Wat moet een klein land als Denemarken, dat slechts vijf miljoen inwoners telt en waar een weinig verbreide taal wordt gesproken, doen om zich op cultureel vlak te kunnen manifesteren? “Het antwoord is simpel”, vindt SPOT-directeur Gunnar Madsen. “We vinden het van kapitaal belang voor onze muziek zoveel mogelijk promotiekanalen uit te graven en beseffen heel goed dat we daartoe alle middelen moeten gebruiken die we in huis hebben. We gaan dus op zoek naar nationale en internationale partners, proberen netwerken te creëren en goodwill los te weken. Natuurlijk komen onze inspanningen de plaatselijke economie ten goede, maar dat is niet ons belangrijkste objectief. We willen de buitenwereld vooral tonen over hoeveel creativiteit de Deense muziekscene beschikt. Respect voor de artiest staat daarbij centraal. Daarom leggen we niemand beperkingen op en maken we zelf geen esthetische keuzes. Onze 11 podia staan zowel open voor radiovriendelijke pop en indierock als voor metal en cutting edge-elektronica. De appreciatie laten we over aan pers en publiek.”
Dat publiek blijkt uit alle windstreken te komen, want de SPOTformule slaat aan. Het feit dat de organisatoren er de jongste jaren in geslaagd zijn in verscheidene Europese landen succesvolle offshootfestivals zoals SPOT on DK op te zetten, zal daar wel niet vreemd aan zijn. Daarnaast spreekt het overweldigende aanbod van hoogwaardige artiesten en bands uit Denemarken en andere Scandinavische landen uiteraard tot de verbeelding. Je zou SPOT als een soort supermarkt kunnen omschrijven, maar dan wel één van het type dat ook over een delicatessenafdeling beschikt, waar de bezoeker uitgebreid zijn smaakpapillen kan laten prikkelen. Jaar na jaar word je tijdens het festival verrast door de kwaliteit, de originaliteit en de frisheid van de geprogrammeerde artiesten.

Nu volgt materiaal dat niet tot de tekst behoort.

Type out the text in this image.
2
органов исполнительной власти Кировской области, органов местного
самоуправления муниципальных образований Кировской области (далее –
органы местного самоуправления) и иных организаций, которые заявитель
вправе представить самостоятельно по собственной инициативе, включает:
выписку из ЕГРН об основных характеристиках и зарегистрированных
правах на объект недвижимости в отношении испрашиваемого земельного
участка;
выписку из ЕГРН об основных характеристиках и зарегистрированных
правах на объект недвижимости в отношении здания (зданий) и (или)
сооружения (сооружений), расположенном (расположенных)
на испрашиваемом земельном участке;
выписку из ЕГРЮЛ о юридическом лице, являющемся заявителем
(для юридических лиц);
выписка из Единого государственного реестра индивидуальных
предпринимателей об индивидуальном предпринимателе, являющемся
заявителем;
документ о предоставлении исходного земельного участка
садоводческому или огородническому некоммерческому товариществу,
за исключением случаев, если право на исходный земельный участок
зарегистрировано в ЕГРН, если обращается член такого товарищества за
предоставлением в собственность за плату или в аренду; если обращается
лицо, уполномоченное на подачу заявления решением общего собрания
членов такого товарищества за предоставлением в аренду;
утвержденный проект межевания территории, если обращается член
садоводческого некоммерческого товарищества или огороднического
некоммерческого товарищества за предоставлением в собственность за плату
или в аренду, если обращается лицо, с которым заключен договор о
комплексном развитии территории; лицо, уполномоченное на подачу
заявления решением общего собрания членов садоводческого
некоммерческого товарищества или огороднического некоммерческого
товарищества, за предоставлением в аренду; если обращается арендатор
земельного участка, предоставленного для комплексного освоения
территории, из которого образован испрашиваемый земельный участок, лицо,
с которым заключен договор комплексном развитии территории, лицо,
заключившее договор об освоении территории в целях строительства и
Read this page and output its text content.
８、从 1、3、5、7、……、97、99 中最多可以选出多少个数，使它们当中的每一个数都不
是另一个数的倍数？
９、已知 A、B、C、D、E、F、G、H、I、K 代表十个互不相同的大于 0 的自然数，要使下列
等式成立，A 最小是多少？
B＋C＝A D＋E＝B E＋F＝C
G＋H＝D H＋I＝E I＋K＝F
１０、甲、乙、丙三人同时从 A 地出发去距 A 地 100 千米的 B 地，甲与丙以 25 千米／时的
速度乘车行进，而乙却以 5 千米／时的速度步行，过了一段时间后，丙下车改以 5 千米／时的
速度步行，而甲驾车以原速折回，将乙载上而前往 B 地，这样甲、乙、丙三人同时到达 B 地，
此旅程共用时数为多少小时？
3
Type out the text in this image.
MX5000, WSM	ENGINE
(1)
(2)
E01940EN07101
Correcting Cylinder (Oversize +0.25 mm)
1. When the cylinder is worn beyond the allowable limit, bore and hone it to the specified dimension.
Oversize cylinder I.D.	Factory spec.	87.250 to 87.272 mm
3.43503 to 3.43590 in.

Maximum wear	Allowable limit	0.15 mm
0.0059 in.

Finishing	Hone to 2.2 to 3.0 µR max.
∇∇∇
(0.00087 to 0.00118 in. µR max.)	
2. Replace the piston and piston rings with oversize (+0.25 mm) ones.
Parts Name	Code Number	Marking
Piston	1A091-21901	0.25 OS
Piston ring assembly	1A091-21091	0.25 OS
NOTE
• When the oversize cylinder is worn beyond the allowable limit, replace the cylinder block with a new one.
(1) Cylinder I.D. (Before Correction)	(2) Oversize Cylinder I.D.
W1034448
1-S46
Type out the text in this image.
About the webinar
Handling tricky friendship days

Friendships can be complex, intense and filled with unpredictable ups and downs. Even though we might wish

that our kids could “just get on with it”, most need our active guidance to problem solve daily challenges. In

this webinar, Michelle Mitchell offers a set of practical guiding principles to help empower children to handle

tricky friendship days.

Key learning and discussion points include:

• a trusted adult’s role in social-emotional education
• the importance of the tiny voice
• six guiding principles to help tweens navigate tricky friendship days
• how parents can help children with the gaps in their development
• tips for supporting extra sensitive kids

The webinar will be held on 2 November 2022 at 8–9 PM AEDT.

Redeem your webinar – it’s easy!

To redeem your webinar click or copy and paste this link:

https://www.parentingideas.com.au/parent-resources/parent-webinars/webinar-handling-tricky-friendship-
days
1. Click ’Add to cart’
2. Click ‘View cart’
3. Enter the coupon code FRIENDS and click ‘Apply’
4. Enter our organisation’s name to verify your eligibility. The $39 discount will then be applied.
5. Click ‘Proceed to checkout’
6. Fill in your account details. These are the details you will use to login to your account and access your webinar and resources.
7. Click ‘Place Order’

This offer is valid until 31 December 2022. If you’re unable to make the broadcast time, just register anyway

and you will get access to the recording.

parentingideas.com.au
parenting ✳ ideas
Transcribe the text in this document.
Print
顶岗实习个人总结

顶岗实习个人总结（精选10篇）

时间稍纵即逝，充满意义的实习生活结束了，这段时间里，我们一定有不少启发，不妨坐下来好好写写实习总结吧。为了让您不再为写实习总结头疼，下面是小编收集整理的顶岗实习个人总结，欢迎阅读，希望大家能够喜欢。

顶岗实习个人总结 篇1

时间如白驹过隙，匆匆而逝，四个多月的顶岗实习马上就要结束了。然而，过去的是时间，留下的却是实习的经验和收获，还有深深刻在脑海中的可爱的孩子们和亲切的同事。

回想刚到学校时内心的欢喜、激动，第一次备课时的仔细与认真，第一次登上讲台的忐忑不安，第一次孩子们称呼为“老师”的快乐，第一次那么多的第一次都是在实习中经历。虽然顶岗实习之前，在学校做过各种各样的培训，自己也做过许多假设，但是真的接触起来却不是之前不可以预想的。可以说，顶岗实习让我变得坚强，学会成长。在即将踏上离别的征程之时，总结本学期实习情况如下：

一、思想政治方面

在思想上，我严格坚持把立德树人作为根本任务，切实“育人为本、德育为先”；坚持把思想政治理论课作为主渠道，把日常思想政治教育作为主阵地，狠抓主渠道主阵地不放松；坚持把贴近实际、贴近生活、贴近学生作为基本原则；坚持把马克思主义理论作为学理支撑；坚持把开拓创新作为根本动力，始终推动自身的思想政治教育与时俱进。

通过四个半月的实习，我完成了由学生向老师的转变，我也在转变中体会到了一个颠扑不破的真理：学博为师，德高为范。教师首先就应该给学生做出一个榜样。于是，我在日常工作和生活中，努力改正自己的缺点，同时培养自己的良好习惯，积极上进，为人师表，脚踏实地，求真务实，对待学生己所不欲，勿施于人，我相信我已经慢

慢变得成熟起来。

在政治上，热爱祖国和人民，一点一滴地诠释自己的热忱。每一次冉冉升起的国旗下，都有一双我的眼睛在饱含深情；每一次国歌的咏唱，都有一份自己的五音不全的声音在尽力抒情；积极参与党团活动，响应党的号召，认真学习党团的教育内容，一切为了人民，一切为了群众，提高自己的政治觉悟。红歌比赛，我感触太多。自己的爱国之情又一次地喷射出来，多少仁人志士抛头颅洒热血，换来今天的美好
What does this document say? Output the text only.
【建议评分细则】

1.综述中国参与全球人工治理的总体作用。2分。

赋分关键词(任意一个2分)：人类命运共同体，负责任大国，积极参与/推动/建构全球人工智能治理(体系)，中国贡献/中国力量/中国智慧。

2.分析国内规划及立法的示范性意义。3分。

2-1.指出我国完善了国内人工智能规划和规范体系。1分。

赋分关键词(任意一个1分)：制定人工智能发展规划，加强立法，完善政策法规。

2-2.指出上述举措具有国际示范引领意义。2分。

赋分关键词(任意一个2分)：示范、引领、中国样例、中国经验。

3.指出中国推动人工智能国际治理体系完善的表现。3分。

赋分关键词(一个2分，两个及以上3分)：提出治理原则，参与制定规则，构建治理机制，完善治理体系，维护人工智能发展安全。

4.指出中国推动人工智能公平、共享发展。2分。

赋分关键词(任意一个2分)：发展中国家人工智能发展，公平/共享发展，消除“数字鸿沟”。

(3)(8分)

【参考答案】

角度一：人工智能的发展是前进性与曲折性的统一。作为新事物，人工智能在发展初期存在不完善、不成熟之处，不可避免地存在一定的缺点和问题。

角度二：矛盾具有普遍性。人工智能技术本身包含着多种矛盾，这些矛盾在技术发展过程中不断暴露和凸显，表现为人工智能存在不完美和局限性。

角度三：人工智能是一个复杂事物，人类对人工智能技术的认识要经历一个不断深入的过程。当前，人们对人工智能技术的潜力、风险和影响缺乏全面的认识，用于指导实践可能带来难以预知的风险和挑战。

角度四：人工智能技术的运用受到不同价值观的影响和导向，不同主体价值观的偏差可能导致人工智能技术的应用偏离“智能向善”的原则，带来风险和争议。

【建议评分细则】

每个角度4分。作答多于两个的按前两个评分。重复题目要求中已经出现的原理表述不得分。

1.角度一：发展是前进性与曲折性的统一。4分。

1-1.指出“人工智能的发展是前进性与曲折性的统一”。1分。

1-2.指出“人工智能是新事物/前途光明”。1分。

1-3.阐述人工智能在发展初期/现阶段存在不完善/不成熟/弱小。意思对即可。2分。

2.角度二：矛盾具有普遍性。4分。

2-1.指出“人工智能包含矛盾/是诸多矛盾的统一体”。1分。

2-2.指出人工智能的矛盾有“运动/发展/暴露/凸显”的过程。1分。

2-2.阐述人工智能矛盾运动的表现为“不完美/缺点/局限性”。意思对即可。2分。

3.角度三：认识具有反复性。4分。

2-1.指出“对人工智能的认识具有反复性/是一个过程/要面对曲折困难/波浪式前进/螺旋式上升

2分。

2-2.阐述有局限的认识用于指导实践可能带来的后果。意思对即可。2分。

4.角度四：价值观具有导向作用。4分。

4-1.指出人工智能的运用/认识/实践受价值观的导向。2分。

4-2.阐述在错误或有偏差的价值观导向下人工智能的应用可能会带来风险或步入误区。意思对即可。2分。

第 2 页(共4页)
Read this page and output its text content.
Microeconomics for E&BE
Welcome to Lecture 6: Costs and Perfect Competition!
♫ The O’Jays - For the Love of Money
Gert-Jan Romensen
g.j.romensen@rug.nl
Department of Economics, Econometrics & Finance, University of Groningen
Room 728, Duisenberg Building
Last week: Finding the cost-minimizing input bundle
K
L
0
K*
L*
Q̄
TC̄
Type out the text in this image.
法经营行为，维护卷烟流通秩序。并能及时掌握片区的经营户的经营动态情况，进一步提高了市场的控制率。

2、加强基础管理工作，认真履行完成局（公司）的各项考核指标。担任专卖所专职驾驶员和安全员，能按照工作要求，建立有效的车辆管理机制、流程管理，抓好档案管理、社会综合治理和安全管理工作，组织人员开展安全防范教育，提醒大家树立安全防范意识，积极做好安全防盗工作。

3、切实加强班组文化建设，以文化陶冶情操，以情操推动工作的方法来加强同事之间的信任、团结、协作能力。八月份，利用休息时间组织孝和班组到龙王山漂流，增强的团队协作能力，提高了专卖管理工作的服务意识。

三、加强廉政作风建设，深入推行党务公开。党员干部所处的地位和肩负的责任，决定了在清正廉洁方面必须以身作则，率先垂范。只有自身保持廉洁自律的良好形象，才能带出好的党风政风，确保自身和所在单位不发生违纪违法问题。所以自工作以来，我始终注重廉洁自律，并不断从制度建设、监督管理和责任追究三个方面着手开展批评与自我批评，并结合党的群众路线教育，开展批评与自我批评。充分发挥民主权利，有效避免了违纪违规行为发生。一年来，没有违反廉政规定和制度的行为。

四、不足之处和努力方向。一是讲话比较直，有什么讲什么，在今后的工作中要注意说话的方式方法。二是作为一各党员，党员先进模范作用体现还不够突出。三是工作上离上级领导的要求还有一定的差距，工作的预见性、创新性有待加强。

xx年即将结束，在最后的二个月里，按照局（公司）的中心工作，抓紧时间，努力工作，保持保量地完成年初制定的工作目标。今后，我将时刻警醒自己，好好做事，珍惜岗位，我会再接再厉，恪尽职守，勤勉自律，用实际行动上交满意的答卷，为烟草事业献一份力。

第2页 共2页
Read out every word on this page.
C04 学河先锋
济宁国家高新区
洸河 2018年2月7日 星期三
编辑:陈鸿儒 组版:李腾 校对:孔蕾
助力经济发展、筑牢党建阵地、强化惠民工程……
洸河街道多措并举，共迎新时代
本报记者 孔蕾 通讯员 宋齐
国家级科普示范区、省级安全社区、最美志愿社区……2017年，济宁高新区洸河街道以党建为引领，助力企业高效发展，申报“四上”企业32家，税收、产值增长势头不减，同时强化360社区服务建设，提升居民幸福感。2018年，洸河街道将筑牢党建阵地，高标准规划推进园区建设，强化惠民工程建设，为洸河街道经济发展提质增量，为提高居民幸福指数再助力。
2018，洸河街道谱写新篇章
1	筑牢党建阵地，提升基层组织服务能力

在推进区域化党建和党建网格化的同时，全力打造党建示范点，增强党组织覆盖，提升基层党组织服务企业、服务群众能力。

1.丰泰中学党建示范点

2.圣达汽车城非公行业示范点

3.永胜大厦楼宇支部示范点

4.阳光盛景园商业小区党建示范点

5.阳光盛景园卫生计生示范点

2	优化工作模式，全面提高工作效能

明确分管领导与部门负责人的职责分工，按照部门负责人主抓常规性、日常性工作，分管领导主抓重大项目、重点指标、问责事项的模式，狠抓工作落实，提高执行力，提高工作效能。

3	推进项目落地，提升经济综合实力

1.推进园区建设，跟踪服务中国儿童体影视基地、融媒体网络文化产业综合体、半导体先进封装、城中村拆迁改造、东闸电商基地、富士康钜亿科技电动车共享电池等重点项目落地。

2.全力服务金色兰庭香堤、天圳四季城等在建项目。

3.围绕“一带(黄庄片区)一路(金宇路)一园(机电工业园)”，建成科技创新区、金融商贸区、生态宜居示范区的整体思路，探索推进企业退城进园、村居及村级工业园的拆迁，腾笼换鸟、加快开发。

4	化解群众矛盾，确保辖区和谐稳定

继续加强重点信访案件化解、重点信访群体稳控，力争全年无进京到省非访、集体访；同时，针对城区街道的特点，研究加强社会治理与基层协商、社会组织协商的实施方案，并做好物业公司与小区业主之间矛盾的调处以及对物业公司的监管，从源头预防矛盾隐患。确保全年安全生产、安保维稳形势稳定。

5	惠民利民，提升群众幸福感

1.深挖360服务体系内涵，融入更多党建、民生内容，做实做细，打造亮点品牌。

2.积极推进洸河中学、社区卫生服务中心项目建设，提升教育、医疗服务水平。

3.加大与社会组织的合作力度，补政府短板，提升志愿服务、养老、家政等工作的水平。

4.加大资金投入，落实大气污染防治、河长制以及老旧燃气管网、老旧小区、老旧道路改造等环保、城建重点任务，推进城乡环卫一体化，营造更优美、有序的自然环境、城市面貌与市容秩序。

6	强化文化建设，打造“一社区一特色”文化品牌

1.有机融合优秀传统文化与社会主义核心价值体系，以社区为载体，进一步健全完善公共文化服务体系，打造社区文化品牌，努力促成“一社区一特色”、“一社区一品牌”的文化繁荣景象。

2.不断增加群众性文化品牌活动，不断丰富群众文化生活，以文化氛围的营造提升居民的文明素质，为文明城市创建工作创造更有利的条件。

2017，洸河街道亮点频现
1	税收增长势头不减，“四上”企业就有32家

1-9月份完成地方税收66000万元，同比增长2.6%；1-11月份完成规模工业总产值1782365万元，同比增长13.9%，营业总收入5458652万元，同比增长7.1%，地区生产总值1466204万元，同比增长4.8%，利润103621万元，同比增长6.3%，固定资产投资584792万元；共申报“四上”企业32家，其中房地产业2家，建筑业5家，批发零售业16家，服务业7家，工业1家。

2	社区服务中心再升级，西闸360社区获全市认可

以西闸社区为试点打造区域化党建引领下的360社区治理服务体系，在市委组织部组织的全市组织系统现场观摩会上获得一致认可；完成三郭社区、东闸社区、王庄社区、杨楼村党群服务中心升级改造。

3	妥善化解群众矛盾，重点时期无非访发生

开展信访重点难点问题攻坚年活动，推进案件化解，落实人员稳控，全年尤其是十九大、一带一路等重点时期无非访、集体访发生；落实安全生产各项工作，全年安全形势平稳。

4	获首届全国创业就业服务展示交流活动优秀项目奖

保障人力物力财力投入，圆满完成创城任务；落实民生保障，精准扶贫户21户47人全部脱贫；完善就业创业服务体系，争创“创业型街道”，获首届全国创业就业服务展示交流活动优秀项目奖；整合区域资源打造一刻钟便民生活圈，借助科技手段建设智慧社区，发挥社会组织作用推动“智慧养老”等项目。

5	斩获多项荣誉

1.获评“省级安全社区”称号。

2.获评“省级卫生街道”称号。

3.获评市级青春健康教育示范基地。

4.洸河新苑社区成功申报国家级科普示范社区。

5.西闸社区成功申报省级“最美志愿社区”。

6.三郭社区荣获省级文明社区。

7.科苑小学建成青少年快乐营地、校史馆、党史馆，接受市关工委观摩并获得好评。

Niet dat er geen saaie, banale, clichémuziek te horen valt: met een aanbod van 124 optredens op twee dagen kan dat haast niet anders. Maar wie actief op zoek wil gaan naar parels, weet dat hij er naar alle waarschijnlijkheid wel enkele zal opdelven. Acht jaar geleden was ondergetekende nog de enige Belgische journalist die riching Denemarken trok. Vandaag worden de mediamensen en cameraploegen er met busladingen tegelijk aangevoerd. Ook redacteurs van veelgelezen bladen als Rolling Stone, Mojo en Les Inrockuptibles laten steeds nadrukkelijker hun enthousiame blijken, en hun recensies hebben op lezers en collega’s het effect van suiker op een vlieg.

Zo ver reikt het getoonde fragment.